The other way we could conceive of increasing firm-level engagement is by encouraging more disengaged employees to leave. In our model doubling the disengaged leaving rate from 30% to 60% of disengaged employees leaving gets us to around 77% firm-wide engagement as well, however doing this produces 16% overall staff turnover compared to 8% with the disengagement rate at 10%.
If this model shows one thing it’s that the most effective way to change the overall level of engagement in a firm is by changing the rate at which you’re disengaging employees.
We know two important lessons from studies of customer engagement – that the experiences an individual receives are the big difference between engagement levels and that certain events have more impact on engagement than others.
Assuming this applies to employee engagement then the key thing we need to understand and act on is not how to engage our workforce but how to stop disengaging them by focussing on events and experiences that contribute to the disengagement rate.
The traditional approach to measuring engagement focuses on the difference in perception between engaged and disengaged employees at a single point in time. By considering engagement as a dynamic system we can see what’s important is to measure events and experiences that cause an engaged employee to change to a disengaged employee.
Workometry as a way to understand engagement / disengagement rates.
When we were designing Workometry, our employee feedback solution, we started with this dynamic model as a foundation. Therefore it was important to provide a data structure that made longitudinal analysis – how an employee changes from engagement to disengagement (and back) over time – easy. Workometry can be thought of as a tool to help capture the engagement / disengagement rates and the experiences that trigger changes.
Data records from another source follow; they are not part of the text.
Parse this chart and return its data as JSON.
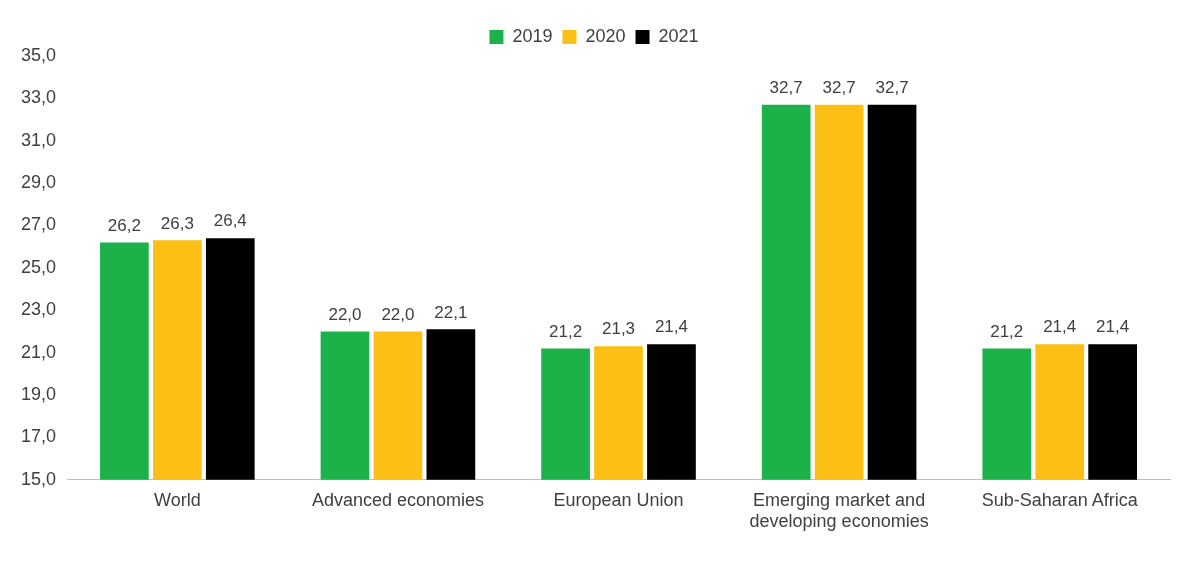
{
  "chart_data": {
    "type": "bar",
    "categories": [
      "World",
      "Advanced economies",
      "European Union",
      "Emerging market and developing economies",
      "Sub-Saharan Africa"
    ],
    "series": [
      {
        "name": "2019",
        "color": "#1db249",
        "values": [
          26.2,
          22.0,
          21.2,
          32.7,
          21.2
        ],
        "value_labels": [
          "26,2",
          "22,0",
          "21,2",
          "32,7",
          "21,2"
        ]
      },
      {
        "name": "2020",
        "color": "#fbbf16",
        "values": [
          26.3,
          22.0,
          21.3,
          32.7,
          21.4
        ],
        "value_labels": [
          "26,3",
          "22,0",
          "21,3",
          "32,7",
          "21,4"
        ]
      },
      {
        "name": "2021",
        "color": "#000000",
        "values": [
          26.4,
          22.1,
          21.4,
          32.7,
          21.4
        ],
        "value_labels": [
          "26,4",
          "22,1",
          "21,4",
          "32,7",
          "21,4"
        ]
      }
    ],
    "ylim": [
      15,
      35
    ],
    "yticks": [
      {
        "value": 15,
        "label": "15,0"
      },
      {
        "value": 17,
        "label": "17,0"
      },
      {
        "value": 19,
        "label": "19,0"
      },
      {
        "value": 21,
        "label": "21,0"
      },
      {
        "value": 23,
        "label": "23,0"
      },
      {
        "value": 25,
        "label": "25,0"
      },
      {
        "value": 27,
        "label": "27,0"
      },
      {
        "value": 29,
        "label": "29,0"
      },
      {
        "value": 31,
        "label": "31,0"
      },
      {
        "value": 33,
        "label": "33,0"
      },
      {
        "value": 35,
        "label": "35,0"
      }
    ],
    "grid": false,
    "legend": "top"
  }
}
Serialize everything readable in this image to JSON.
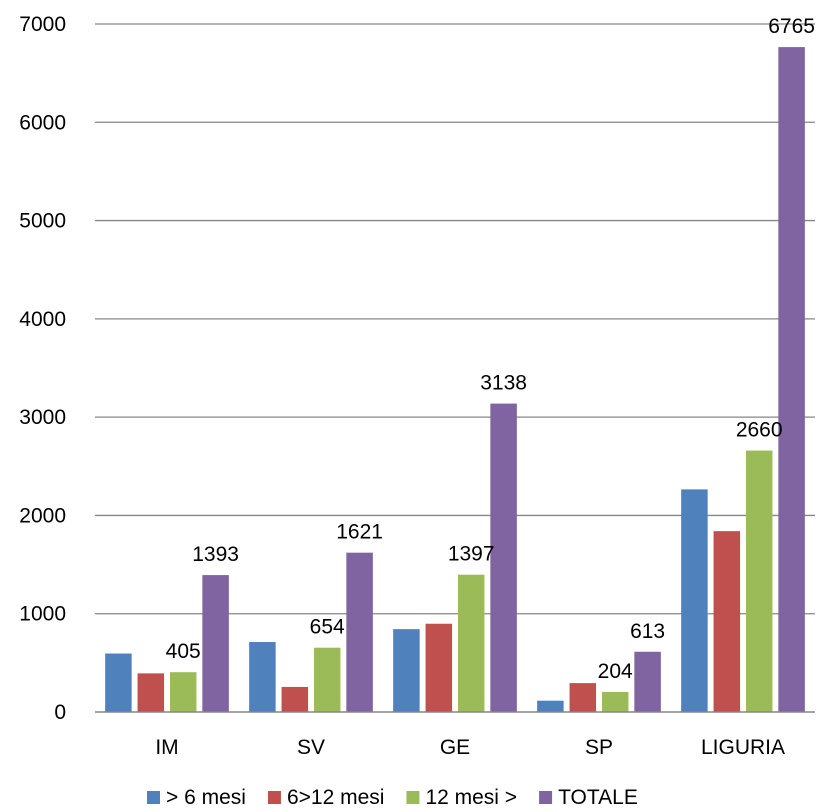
{
  "chart_data": {
    "type": "bar",
    "title": "",
    "xlabel": "",
    "ylabel": "",
    "categories": [
      "IM",
      "SV",
      "GE",
      "SP",
      "LIGURIA"
    ],
    "ylim": [
      0,
      7000
    ],
    "yticks": [
      0,
      1000,
      2000,
      3000,
      4000,
      5000,
      6000,
      7000
    ],
    "grid": true,
    "legend_position": "bottom",
    "series": [
      {
        "name": "> 6 mesi",
        "color": "#4F81BD",
        "values": [
          595,
          712,
          843,
          115,
          2265
        ],
        "labels": [
          null,
          null,
          null,
          null,
          null
        ]
      },
      {
        "name": "6>12 mesi",
        "color": "#C0504D",
        "values": [
          393,
          255,
          898,
          294,
          1840
        ],
        "labels": [
          null,
          null,
          null,
          null,
          null
        ]
      },
      {
        "name": "12 mesi >",
        "color": "#9BBB59",
        "values": [
          405,
          654,
          1397,
          204,
          2660
        ],
        "labels": [
          "405",
          "654",
          "1397",
          "204",
          "2660"
        ]
      },
      {
        "name": "TOTALE",
        "color": "#8064A2",
        "values": [
          1393,
          1621,
          3138,
          613,
          6765
        ],
        "labels": [
          "1393",
          "1621",
          "3138",
          "613",
          "6765"
        ]
      }
    ]
  }
}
The other aspect that we included was the ability to use existing data about events – for example those stored in HR systems – within the analysis. We should use available data where possible. Most events are captured on some system. It makes sense to combine this with the perception data for analysis.
The huge benefit from understanding events and experiences that determine the engagement / disengagement rates is that it’s much easier to develop effective actions. We can be much more specific & focussed in what we do because the diagnostic data is less ambiguous. Top-down action plans are almost entirely obsolete and changes can be much more rapid.
What is not included in this simplistic model is how different people are affected by an event in different ways. However, the systems model, and of course our analysis, can incorporate this information. Adding it does it fundamentally change the high-level implications but is important when prioritising actions. We can integrate external data such as local employment rates to help understand how the economic lifecycle will change firm-wide engagement.